Warum ein Radservice im Herbst wichtig ist

Besonders die Kette gehört gepflegt
Besonders die Kette gehört gepflegtiStock
Der Herbstbeginn muss nicht gleich das Ende fürs Radfahren bedeuten – ein Radservice bereitet das Rad ideal auf die kalte Jahreszeit vor.

Ich will es ja nicht wahrhaben, aber die Zeit fürs Schönwetterradeln scheint langsam vorbei zu sein. Für mich aber kein Grund, mein Fahrrad einzuwintern. Im Gegenteil, nachdem ich mir die halbwegs richtige Bekleidung zugelegt habe, soll jetzt auch mein Bike fit für die kalte Jahreszeit gemacht werden. Ein Radservice muss her, das erste Mal überhaupt – und es ist dringend nötig. Besonders die Bremsen sollte sich ein Experte anschauen, neue Beläge wären vielleicht auch nicht schlecht. Unbedingt geölt gehört sicher die Kette. Die wird von mir leider viel zu wenig wertgeschätzt. Obwohl eine Pflege ganz einfach wäre.

Beliebter Hack: Zwei Zahnbürsten zusammenkleben und damit grobe Verunreinigungen entfernen. Im Fachhandel kostet ein Service zwischen 50 und 100 Euro, wie meine Internetrecherche ergeben hat. Rechtzeitig Termin buchen, lohnt sich. Gratis Radchecks gibt's übrigens von "Fahrrad Wien". Das nächste Mal am 24. Oktober von 14 bis 17 Uhr beim Radmotorikpark Kaisermühlen

Nicht jede Radabstellanlage ist auch brauchbar

Für Wiener, die über der Donau wohnen, ist der Gewerbepark Stadlau eine wichtige Einkaufsmöglichkeit: Er bietet zahlreiche Geschäfte, liegt direkt an der Autobahn, und es stehen 2.600 Parkplätze zur Verfügung. Für Autofahrer ideal, meist können sie direkt vor dem Shop parken.

Nicht ganz so attraktiv ist die Stellplatzsituation für Radfahrer. Erstens sind die Abstellmöglichkeiten für Drahteseln überschaubar, zuletzt wurden sogar welche entfernt. Dazu kommt, dass sie oft sehr weit auseinander stehen. Den Luxus, einen Stellplatz vor jedem Laden zu haben, haben dort nur Kfz-Lenker.

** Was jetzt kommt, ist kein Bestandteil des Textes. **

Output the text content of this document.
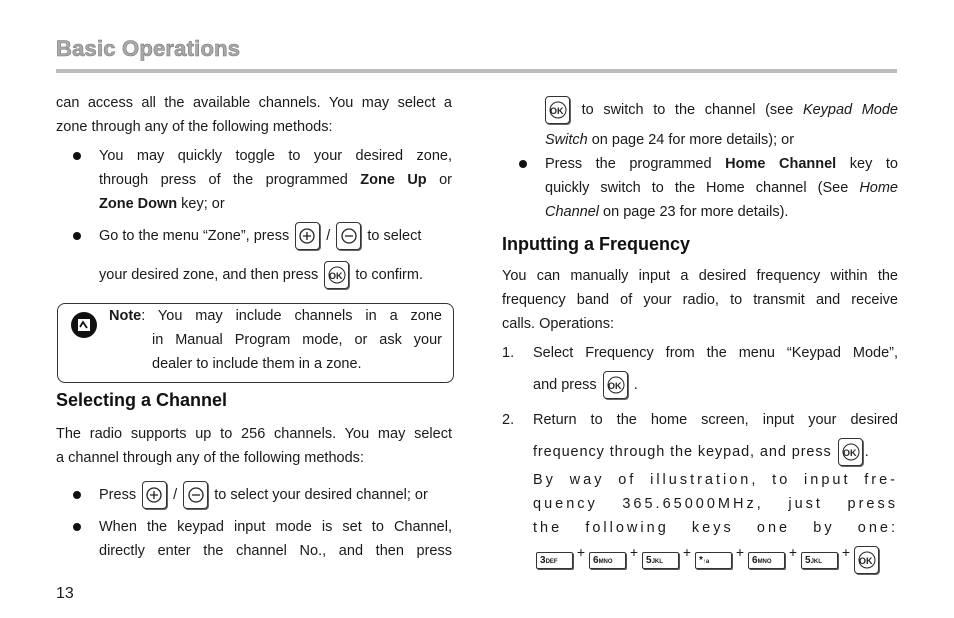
Basic Operations
can access all the available channels. You may select a
zone through any of the following methods:
You may quickly toggle to your desired zone,
through press of the programmed Zone Up or
Zone Down key; or
Go to the menu “Zone”, press	/	to select
your desired zone, and then press OK to confirm.
Note: You may include channels in a zone
in Manual Program mode, or ask your
dealer to include them in a zone.
Selecting a Channel
The radio supports up to 256 channels. You may select
a channel through any of the following methods:
Press	/	to select your desired channel; or
When the keypad input mode is set to Channel,
directly enter the channel No., and then press
13
OK to switch to the channel (see Keypad Mode
Switch on page 24 for more details); or
Press the programmed Home Channel key to
quickly switch to the Home channel (See Home
Channel on page 23 for more details).
Inputting a Frequency
You can manually input a desired frequency within the
frequency band of your radio, to transmit and receive
calls. Operations:
1. Select Frequency from the menu “Keypad Mode”,
and press OK .
2. Return to the home screen, input your desired
frequency through the keypad, and press OK .
By way of illustration, to input fre-
quency 365.65000MHz, just press
the following keys one by one:
3DEF+ 6MNO+ 5JKL+ *↑a+ 6MNO+ 5JKL+
OK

Vorderradklemmen sind nicht sicher.
Vorderradklemmen sind nicht sicher.Privat

Zweitens bietet der Großteil der Abstellplätze keine Sicherheit: Zwei Drittel sind sogenannte "Vorderradklemmen", wo eben nur das Vorderrad abgesperrt werden kann. Außerdem sind diese Abstellplätze echte Felgenkiller. Und an einem Ort steht die – sicher gut gemeinte – Anlage sogar so ungeschickt, dass man nur ein einziges Rad abstellen kann. Außer man will Autofahrer behindern. Hier gibt's jedenfalls viel Aufholbedarf. Das gilt aber übrigens für viele Radabstellanlagen in der ganzen Stadt.